Atlassian Stack: FishEye (auto start)

Today's ticket is to rig up FishEye so that it starts at boot time.  I scoured the FishEye docs and googled but came up empty.  There is a Mac OS X solution and one for an older version of FishEye and CentOS.  Nothing for Karmic Koala.  My solution?  Emulate what was done for Jira.  I copied /etc/init/jira.conf and created /etc/init/fisheye.conf.  My resulting file looks like this:
# fisheye

description     "Atlassian FishEye - Source control viewer"

start on runlevel [2345]
stop on runlevel [!2345]

kill timeout 30

env RUN_AS_USER=fisheye
env BASEDIR=/opt/fisheye

script
    LOGFILE=$BASEDIR/fisheye.out.`date +%Y-%m-%d`.log
    exec su - $RUN_AS_USER -c "$BASEDIR/bin/start.sh" >> $LOGFILE 2>&1
end script


The solution does not appear to be perfect, however.  If I issue sudo service jira stop, I get this: jira stop/waiting.  If I issue sudo service fisheye stop, I get this:  stop: Unknown instance.  Not good.
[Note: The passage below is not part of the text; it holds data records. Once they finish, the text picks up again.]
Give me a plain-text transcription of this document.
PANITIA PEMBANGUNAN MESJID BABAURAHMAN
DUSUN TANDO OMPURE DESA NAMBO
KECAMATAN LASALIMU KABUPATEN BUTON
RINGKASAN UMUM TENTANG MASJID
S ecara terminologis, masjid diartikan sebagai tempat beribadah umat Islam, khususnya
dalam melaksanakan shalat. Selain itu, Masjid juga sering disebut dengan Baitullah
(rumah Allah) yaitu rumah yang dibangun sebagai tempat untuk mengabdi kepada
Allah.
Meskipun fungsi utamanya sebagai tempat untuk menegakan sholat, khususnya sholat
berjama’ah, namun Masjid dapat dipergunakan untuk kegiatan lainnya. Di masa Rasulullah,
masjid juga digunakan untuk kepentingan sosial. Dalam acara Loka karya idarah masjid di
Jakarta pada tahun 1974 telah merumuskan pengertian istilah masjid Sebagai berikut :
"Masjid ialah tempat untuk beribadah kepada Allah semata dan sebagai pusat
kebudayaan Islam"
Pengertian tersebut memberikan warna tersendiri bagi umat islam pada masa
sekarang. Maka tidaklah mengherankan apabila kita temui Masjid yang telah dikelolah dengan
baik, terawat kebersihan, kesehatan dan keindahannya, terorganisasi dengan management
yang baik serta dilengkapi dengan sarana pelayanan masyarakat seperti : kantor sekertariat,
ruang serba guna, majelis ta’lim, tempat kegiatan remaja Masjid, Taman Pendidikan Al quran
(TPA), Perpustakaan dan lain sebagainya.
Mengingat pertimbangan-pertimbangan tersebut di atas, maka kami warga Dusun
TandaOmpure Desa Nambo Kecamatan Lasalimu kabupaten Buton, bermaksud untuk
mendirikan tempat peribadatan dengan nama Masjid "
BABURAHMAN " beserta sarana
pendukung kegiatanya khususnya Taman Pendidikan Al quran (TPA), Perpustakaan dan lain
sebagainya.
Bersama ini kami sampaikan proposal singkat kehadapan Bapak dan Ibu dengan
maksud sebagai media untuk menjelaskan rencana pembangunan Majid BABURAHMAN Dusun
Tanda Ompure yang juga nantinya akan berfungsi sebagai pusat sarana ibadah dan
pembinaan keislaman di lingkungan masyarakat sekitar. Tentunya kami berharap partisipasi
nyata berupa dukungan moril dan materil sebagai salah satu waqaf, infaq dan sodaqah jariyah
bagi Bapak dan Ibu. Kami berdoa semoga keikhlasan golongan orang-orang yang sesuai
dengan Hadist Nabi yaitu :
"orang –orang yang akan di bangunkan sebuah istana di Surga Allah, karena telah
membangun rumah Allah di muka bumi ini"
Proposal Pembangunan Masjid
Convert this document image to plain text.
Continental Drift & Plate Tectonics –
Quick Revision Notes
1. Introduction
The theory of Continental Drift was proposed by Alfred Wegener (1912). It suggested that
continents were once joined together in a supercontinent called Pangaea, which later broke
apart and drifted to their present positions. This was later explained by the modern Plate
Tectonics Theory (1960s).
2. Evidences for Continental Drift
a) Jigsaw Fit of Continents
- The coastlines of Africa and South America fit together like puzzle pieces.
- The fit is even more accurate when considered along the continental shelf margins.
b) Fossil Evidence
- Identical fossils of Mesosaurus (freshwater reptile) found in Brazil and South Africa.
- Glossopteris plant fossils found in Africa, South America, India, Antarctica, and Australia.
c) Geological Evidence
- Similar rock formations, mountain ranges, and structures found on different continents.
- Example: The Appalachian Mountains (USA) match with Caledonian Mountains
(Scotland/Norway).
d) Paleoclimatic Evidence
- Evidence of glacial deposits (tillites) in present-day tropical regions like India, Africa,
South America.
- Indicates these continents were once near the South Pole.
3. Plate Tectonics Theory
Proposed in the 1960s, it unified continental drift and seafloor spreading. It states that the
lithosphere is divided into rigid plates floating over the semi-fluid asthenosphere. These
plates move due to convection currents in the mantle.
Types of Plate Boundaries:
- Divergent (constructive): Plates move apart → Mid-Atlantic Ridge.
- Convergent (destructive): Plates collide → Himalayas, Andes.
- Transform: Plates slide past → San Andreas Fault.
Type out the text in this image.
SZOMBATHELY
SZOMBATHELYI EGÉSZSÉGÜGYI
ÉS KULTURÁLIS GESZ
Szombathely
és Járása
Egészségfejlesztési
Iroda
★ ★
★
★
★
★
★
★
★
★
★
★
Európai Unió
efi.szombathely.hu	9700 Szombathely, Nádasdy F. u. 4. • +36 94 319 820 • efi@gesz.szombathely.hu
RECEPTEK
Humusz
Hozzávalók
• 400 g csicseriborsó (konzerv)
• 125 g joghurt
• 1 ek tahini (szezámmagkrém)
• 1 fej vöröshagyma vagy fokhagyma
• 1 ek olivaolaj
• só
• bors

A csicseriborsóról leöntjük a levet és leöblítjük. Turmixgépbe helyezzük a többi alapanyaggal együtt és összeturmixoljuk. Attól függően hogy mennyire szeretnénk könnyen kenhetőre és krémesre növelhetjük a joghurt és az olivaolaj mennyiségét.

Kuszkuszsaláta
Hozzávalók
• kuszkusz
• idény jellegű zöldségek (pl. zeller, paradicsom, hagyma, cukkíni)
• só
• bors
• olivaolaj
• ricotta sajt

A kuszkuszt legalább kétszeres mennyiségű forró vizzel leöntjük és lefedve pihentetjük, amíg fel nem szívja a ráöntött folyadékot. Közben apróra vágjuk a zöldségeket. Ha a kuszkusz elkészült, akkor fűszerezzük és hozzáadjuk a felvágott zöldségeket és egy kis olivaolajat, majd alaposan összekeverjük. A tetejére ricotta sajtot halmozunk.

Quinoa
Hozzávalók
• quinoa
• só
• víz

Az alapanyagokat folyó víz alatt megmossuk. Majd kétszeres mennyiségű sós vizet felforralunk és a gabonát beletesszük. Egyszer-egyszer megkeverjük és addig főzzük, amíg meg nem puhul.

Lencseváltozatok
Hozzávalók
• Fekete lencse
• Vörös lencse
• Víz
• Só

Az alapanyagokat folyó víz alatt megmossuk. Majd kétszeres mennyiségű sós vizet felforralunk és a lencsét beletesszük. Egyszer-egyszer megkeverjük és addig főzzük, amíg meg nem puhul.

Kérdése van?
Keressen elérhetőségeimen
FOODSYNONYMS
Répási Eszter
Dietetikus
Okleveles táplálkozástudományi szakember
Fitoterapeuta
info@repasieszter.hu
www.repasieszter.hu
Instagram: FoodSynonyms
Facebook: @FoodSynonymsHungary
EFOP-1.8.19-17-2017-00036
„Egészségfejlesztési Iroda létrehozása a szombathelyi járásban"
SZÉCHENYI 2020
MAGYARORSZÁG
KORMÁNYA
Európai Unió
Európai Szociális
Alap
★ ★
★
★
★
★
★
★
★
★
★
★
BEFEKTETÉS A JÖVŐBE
I don't want to just kill the process when I shutdown the box.  Who knows what type of data corruption will occur?  I need to figure out what is wrong with my script and fix it.  One difference is that the other Atlassian pieces bundle their own copy of Tomcat and that is what we invoke in the start scripts.  FishEye uses something else. 

I googled about Upstart and decided that I won't ever fully understand how it works.  So, I've decide to make two upstart scripts.  One that controls starting up FishEye and boot time (fisheye-start.conf) and one that controls shutting down FishEye during shutdown (fisheye-stop.conf).  Perhaps not the most elegant solution but it appears to work.  All I'm doing is calling start.sh in one and stop.sh in the other.  Nothing fancy.